Her iki tarafın da üzerinde anlaşılan senaryoya uymakta zorluk çektiği aşikâr.
Türk hükümeti, AB’nin taahhüdünü yerine getirme yetisinden şüphe ediyor ve hepsinden öte, çok sayıda Suriyelinin gerçekten ülkede kalmaya karar vermesi ve bunu yaparak zaten gerilmiş olan Türk emek piyasasında daha fazla rekabet yaratması halinde yaşanabilecek bir dahili geri tepmeden korkuyor.

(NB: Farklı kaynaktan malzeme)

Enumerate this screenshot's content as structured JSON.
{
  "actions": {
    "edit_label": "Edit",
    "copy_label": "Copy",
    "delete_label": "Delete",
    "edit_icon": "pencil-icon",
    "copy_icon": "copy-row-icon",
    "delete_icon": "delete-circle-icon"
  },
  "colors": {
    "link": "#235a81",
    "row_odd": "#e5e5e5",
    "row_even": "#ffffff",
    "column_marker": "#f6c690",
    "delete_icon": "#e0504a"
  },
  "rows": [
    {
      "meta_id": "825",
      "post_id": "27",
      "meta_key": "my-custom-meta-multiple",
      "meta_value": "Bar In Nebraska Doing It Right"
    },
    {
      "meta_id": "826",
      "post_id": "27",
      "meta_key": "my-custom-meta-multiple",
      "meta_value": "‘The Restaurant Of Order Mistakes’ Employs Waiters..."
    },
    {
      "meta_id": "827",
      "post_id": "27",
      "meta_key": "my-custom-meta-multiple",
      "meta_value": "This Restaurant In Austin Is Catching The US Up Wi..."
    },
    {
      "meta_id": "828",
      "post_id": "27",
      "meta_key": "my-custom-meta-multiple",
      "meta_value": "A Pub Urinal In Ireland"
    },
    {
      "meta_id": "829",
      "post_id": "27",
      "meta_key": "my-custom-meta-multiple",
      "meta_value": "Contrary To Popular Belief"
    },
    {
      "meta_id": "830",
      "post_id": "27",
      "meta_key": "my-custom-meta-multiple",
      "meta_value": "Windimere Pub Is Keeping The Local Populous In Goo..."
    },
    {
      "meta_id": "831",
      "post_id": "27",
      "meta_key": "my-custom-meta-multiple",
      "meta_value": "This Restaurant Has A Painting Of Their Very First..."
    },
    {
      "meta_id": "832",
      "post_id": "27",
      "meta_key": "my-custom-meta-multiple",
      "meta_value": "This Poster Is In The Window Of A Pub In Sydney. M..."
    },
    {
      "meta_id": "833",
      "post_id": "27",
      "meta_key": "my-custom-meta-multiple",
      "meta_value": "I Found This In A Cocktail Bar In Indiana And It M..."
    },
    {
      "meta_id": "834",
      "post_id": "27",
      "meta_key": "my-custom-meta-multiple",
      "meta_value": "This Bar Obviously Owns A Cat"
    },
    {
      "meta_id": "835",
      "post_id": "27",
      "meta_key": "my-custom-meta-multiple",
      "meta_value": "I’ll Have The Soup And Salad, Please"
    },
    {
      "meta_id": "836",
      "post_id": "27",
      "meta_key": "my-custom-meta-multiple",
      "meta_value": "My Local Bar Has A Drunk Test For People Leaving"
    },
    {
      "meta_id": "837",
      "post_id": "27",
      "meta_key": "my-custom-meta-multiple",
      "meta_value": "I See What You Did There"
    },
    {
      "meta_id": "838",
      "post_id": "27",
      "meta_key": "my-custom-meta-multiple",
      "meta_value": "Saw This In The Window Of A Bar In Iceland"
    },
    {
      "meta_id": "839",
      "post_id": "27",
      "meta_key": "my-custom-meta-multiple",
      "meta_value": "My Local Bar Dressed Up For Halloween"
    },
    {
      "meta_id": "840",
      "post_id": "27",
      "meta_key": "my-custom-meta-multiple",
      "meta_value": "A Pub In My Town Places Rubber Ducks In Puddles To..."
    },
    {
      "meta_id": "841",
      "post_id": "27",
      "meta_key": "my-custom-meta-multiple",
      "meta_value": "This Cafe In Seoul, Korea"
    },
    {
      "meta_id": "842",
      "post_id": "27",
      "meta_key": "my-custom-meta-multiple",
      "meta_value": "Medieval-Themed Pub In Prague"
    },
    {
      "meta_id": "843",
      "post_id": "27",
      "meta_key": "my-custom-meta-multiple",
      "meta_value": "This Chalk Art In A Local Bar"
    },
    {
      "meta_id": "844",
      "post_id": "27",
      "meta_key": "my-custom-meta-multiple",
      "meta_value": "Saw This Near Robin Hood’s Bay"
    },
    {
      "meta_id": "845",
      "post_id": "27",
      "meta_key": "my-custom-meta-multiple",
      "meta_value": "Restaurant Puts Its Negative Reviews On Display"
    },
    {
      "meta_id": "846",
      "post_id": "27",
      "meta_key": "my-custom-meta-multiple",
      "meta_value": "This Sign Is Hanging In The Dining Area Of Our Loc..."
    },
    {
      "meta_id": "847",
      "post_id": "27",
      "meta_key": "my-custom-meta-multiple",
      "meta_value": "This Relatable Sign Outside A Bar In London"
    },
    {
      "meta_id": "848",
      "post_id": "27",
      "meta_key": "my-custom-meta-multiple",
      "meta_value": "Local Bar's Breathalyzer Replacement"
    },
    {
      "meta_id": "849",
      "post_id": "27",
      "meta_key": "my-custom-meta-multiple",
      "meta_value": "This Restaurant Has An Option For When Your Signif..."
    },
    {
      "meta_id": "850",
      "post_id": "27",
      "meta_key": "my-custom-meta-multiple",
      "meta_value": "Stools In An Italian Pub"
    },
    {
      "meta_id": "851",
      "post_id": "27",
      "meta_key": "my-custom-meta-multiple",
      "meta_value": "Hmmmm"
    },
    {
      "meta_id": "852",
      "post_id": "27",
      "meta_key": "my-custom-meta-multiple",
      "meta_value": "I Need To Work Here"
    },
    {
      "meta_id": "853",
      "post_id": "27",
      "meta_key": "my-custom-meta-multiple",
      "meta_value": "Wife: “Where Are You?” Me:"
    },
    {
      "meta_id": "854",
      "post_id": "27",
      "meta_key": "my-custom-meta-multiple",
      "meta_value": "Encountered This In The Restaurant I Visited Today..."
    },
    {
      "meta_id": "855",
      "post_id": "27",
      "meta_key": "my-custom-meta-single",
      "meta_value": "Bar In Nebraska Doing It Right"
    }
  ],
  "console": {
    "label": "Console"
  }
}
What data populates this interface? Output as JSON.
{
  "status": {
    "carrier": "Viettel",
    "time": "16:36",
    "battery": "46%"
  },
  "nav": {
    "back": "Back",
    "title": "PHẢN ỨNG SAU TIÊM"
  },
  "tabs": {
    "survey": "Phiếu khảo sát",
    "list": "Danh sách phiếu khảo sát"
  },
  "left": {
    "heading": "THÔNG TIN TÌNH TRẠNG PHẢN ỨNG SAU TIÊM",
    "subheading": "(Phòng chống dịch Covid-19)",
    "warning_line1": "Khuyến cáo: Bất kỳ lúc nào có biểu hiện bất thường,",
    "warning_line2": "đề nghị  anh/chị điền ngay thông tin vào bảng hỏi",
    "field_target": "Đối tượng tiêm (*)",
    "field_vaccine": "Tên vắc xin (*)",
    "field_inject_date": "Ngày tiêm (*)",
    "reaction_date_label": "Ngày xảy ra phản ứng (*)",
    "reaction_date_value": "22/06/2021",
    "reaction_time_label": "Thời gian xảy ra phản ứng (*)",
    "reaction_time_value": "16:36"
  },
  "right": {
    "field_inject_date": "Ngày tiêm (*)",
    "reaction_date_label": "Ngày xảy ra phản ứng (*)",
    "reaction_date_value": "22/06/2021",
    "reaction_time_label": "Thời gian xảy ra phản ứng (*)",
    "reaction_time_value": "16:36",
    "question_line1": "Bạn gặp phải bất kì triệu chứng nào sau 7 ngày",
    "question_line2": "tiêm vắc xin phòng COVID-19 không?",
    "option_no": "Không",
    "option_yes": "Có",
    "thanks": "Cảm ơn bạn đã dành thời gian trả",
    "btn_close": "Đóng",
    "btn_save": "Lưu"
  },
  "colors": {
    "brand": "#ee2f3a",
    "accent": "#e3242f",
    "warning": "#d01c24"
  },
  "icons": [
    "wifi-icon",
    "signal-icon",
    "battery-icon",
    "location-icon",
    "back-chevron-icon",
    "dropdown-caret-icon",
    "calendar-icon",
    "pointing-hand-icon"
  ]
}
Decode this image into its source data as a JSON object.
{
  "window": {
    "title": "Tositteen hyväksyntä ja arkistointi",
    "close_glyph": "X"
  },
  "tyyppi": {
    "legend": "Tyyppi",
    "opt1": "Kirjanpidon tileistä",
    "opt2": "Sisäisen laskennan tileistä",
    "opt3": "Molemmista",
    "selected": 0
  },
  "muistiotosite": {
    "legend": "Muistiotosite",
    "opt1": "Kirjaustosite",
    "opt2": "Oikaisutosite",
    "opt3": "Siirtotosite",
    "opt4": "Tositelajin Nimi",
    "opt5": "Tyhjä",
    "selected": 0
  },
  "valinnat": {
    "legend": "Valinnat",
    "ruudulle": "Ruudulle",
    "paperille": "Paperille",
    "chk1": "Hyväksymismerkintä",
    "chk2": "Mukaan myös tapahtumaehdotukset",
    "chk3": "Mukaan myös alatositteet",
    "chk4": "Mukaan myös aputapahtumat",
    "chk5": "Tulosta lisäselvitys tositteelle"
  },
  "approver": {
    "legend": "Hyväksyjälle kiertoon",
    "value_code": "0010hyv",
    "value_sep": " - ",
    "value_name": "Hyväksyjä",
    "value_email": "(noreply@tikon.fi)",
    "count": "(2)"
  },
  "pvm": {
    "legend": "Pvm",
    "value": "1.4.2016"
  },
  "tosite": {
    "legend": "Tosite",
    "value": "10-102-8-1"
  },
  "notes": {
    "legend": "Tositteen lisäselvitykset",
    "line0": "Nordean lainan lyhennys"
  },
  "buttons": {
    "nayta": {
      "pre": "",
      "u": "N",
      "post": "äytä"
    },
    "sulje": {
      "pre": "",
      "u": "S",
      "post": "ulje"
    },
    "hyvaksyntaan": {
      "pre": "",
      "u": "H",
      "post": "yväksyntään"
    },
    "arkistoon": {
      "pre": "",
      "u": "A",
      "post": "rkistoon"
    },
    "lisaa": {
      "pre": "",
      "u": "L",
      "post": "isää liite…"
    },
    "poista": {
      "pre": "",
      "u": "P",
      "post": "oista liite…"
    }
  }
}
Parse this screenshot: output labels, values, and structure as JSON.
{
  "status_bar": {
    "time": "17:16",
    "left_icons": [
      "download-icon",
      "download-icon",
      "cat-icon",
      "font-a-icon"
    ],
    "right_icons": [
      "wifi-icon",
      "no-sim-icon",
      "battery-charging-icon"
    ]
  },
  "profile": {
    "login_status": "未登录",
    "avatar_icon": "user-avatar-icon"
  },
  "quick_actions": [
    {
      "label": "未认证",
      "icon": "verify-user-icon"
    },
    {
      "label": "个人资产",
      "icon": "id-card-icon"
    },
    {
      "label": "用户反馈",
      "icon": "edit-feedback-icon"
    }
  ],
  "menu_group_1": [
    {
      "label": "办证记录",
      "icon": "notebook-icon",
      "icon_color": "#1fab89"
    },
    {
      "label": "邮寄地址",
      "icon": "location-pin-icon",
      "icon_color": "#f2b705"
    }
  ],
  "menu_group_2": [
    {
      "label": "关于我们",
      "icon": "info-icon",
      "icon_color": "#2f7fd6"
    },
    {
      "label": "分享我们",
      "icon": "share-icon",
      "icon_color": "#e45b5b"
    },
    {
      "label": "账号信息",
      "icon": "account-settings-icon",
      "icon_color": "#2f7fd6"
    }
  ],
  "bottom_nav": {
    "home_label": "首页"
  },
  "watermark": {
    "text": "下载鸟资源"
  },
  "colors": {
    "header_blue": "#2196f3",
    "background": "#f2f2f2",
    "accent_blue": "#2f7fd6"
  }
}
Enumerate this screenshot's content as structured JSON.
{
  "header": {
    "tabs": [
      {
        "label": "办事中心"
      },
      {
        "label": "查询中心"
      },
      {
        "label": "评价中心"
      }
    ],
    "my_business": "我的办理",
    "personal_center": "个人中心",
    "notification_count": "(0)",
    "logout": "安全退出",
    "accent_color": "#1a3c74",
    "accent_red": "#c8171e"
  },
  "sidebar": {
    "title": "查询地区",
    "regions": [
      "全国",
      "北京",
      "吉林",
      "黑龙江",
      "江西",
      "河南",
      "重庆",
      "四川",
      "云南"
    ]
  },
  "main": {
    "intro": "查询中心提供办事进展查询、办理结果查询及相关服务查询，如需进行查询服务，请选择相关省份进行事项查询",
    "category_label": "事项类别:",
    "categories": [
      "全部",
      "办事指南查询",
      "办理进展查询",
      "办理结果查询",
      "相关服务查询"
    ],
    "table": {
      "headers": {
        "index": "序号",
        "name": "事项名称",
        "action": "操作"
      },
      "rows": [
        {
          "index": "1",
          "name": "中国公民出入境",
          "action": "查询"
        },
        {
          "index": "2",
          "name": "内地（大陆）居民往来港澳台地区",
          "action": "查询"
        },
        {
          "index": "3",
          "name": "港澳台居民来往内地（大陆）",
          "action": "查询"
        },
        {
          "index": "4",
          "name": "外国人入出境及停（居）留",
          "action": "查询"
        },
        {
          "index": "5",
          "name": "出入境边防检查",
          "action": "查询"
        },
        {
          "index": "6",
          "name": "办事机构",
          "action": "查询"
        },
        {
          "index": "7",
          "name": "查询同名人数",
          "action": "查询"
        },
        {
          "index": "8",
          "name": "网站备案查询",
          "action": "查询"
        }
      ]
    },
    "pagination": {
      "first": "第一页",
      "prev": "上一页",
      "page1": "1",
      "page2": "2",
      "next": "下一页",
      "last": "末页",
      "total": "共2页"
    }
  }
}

AB hükümetleri, bilhassa Köln’deki olaylardan beri, yeni gelen mülteci akışını durdurmaları yönünde artan bir baskı altında ve eski ve yeni mültecilere karşı sert tavır almaları isteniyor.
Suriyeli mülteci krizi, geçmişte çok fazla sığınmacı kabul etmiş olan AB ülkelerinde açık sinir haline gelmiş durumda. Bu hassasiyete dokunan herhangi bir olay ya da gelişme, AB-Türkiye ilişkilerinde derhal yankısını bulacaktır.
Birkaç ay içinde somut sonuçlar ortaya konulana dek, her iki tarafın da bu öngörülemez durumla başa çıkmak için soğukkanlı olması gerekecek.